Soupe à l’Oignon Gratinée
First Served at the Rustic Garden Bistro for Christmas Eve Dinner
December 24, 2008
~ Serves ~
The onions for an onion soup need a long, slow cooking in butter and oil, then a long, slow simmering in stock for them to develop the deep, rich flavor which characterizes a perfect brew. You should therefore count on 2 ½ hours at least from start to finish. Though the preliminary cooking in butter requires some watching, the actual simmering can proceed almost unattended. – Mastering the Art of French Cooking
~ Ingredients ~
- 1 ½ lbs. or 5 cups thinly sliced yellow onions
- 3 tbsp. butter
- 1 tbsp. oil
- 1 tsp. salt
- ¼ tsp. sugar
- 2 tbsp. flour
- 2 quarts boiling brown stock
- ½ cup dry white wine or dry vermouth
- Salt and pepper to taste
- 12 to 16 slices toasted bread, cut to ¾”
- 2 oz. grated Swiss or parmesan cheese
- 1 tbsp. grated raw onion
- 1 ½ cups grated Swiss or Swiss and parmesan
- 1 tbsp. olive oil or melted butter
- 2 tbsp. cognac per bowl of soup
~ Preparation ~
Preparation Time: 2 hours 30 minutes
Cook the onions slowly with the butter and oil in the covered saucepan for 15 minutes.
Uncover, raise heat to moderate, and stir in the salt and sugar.

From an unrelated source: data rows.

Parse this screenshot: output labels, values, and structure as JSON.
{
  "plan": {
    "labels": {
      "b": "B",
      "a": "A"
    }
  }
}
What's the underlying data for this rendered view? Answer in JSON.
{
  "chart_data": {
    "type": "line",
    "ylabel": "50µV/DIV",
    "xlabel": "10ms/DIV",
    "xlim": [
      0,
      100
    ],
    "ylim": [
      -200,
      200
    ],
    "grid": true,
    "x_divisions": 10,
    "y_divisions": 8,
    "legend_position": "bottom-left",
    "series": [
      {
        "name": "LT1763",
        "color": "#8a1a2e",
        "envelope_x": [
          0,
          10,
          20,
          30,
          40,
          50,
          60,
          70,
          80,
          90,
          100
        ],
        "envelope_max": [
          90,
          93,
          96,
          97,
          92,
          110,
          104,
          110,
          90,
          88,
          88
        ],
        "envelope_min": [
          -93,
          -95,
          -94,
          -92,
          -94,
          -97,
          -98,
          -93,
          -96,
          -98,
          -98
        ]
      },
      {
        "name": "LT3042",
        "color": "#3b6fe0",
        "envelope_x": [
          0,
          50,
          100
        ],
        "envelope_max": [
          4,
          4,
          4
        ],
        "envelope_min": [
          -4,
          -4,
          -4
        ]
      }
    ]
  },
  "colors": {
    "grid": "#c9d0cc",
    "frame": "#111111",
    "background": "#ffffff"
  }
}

Cook for 30 to 40 minutes stirring frequently, until the onions have turned an even, deep, golden brown.
Sprinkle in the flour and stir for 3 minutes.
Off heat, blend in the boiling liquid. Add the wine and season to taste. Simmer partially covered for 30 to 40 minutes or more, skimming occasionally. Correct seasoning.
Preheat oven to 325º F.
Bring the soup to a boil and pour into the tureen or soup pots. Stir in the slivered cheese and grated onion. Float the rounds of toast on top of the soup, and spread the grated cheese over it. Sprinkle with the oil or butter. Bake for 20 minutes in the oven, then set for a minute or two under a preheated broiler to brown the top lightly.
Serve each bowl of soup with side of 3 tbsp. cognac. Pour cognac into soup and set to flame.
Nutrition content per cup: 242 calories, 25g carbs, 8g protein, 12g fat, 2g fiber
Cost per full serving: $2.29
Source: Mastering the Art of French Cooking, 1977, pp. 43-44
Photo from dinner on February 28, 2012.